NVIDIA is seeking a highly motivated Senior High-Performance System Architect to join their team of experts and help shape the future of high-performance and ML / AI computing. The role involves defining the Infiniband and NVL system architecture end-to-end, researching solutions for next-generation large-scale high-performance computing clusters, and collaborating with cross-functional teams.

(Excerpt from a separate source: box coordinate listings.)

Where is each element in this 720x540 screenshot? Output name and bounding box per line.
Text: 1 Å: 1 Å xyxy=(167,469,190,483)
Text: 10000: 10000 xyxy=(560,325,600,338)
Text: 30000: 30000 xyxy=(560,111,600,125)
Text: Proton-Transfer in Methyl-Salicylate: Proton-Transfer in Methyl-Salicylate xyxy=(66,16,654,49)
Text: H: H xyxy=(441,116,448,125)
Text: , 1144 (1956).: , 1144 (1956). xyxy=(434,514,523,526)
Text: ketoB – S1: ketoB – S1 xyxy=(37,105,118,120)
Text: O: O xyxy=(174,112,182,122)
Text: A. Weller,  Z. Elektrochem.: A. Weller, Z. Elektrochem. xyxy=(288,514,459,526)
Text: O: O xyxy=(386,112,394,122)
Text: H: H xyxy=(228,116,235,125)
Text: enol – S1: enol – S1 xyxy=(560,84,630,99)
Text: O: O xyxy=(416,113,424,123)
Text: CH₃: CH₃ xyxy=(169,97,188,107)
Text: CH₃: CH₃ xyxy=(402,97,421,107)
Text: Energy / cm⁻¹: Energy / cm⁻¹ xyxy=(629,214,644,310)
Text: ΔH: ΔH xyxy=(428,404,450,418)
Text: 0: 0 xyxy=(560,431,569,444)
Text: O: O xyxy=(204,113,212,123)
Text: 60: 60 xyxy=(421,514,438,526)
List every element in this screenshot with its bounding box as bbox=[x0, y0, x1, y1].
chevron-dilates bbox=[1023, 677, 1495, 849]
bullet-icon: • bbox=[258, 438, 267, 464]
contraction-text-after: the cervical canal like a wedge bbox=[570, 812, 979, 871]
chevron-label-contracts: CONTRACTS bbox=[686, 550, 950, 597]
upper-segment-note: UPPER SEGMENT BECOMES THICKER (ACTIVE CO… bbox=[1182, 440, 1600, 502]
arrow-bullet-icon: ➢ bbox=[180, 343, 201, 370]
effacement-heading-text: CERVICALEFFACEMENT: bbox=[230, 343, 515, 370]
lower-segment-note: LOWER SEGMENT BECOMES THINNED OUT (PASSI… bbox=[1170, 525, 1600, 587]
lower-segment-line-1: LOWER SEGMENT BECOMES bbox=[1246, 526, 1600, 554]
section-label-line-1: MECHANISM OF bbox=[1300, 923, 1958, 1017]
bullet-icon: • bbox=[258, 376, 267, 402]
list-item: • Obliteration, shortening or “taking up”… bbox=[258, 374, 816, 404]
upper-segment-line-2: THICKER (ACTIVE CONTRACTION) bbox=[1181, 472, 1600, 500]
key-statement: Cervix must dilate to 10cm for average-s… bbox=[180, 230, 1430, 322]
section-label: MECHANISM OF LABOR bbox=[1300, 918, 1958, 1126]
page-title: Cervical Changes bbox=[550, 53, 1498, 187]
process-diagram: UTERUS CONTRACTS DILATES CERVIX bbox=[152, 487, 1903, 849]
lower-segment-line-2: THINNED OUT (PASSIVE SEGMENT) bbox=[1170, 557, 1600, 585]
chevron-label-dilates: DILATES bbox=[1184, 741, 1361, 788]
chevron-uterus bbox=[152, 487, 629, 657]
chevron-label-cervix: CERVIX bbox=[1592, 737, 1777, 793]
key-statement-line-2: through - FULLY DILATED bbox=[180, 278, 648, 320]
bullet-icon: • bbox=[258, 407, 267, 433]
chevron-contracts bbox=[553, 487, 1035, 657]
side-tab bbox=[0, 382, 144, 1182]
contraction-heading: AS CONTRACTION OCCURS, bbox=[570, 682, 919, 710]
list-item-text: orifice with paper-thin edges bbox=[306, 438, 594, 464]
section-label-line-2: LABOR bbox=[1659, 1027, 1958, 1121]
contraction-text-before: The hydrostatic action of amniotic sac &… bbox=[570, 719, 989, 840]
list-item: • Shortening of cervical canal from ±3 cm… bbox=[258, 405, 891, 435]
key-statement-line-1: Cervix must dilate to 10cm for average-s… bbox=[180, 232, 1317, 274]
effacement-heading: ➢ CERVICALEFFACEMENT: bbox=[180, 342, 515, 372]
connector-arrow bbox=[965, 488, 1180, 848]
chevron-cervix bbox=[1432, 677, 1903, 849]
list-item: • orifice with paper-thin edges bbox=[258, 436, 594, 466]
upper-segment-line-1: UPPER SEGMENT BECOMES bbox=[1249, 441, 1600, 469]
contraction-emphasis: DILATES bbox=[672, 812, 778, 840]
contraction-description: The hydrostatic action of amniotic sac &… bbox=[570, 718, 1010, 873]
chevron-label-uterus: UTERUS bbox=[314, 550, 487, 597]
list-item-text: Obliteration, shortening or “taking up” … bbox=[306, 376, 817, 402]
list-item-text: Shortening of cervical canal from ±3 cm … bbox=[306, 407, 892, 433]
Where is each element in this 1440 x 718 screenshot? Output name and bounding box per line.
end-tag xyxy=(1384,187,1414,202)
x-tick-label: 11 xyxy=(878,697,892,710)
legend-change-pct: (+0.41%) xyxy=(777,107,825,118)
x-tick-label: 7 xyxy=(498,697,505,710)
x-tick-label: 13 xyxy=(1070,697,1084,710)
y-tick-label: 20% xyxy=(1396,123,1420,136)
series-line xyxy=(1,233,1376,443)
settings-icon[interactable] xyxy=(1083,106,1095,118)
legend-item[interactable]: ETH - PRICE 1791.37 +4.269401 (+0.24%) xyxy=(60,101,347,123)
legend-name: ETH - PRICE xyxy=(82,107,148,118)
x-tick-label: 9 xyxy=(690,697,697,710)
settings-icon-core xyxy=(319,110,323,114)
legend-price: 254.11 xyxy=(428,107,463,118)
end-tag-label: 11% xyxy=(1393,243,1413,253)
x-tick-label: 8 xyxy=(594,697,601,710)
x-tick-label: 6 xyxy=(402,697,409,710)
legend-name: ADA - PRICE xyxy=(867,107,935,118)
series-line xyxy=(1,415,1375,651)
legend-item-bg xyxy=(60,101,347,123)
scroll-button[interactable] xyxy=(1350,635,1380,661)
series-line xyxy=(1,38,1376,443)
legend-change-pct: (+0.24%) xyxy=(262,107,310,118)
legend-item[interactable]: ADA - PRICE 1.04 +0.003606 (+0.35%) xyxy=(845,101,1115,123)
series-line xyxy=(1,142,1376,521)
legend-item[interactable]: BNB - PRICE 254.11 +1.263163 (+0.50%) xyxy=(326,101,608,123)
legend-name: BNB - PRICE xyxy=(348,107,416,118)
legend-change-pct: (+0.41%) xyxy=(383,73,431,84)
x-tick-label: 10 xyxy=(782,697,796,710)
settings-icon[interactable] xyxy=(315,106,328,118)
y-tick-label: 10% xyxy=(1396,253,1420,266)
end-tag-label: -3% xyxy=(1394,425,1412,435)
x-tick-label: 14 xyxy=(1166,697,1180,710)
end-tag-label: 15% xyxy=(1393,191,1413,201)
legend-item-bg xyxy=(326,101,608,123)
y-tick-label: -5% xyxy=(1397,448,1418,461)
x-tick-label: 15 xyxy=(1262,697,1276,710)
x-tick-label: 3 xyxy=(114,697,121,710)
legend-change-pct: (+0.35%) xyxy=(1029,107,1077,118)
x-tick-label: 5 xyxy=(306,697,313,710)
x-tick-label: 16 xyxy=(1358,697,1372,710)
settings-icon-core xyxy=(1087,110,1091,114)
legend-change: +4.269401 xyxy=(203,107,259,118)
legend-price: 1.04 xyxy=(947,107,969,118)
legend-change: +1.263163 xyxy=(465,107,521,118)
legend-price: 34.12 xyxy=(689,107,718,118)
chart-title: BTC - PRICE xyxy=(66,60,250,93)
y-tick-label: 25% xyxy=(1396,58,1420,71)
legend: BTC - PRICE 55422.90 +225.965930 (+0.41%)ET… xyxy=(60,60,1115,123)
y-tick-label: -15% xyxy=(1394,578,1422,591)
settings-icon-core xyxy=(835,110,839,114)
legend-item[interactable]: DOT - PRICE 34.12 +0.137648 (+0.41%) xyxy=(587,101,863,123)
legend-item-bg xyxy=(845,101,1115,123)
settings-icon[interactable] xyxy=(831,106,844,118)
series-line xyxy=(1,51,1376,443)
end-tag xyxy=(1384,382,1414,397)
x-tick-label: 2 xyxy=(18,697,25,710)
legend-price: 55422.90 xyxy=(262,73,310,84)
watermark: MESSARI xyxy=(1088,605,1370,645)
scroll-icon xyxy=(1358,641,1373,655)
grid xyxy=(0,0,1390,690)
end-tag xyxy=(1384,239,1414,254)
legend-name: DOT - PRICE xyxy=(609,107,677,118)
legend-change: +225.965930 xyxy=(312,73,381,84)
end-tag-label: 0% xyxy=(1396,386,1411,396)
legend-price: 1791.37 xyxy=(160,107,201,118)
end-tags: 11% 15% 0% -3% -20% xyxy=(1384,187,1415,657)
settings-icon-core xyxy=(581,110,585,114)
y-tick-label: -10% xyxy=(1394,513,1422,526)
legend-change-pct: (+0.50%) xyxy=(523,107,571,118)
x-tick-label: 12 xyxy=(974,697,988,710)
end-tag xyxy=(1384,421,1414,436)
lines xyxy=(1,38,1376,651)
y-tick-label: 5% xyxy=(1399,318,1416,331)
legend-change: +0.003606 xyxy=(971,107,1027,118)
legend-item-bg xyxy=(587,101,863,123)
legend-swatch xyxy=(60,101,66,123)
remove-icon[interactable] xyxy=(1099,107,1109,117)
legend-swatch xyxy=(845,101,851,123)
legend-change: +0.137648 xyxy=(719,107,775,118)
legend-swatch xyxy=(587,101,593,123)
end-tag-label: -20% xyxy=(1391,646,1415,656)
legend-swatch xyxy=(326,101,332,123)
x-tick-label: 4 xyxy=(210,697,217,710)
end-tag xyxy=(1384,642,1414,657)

Key responsibilities include:
- Defining Infiniband and NVL system architecture throughout all product life cycles
- Researching solutions for large-scale high-performance computing clusters
- Collaborating with cross-functional teams to ensure successful project execution
Requirements:
- B.Sc, M.Sc, or Ph.D in Computer Science, Computer Engineering, or Electrical Engineering
- 5+ years of industry or research experience in computer networks
- Excellent understanding of large-scale networks behavior and distributed computing workloads
- Experience in developing simulation environments
- Strong managerial, problem-solving, and critical thinking skills
Preferred qualifications:
- Knowledge of network protocols (InfiniBand, IP, TCP, RoCE) and network topologies
- Proficiency in Python and C++
- Familiarity with HPC environments, routing algorithms, and simulation environments
- Experience with AI workloads and communication libraries
NVIDIA offers the opportunity to work on cutting-edge technology and drive innovation in next-generation networks used by top researchers and engineers worldwide. The company is committed to fostering a diverse work environment and is an equal opportunity employer.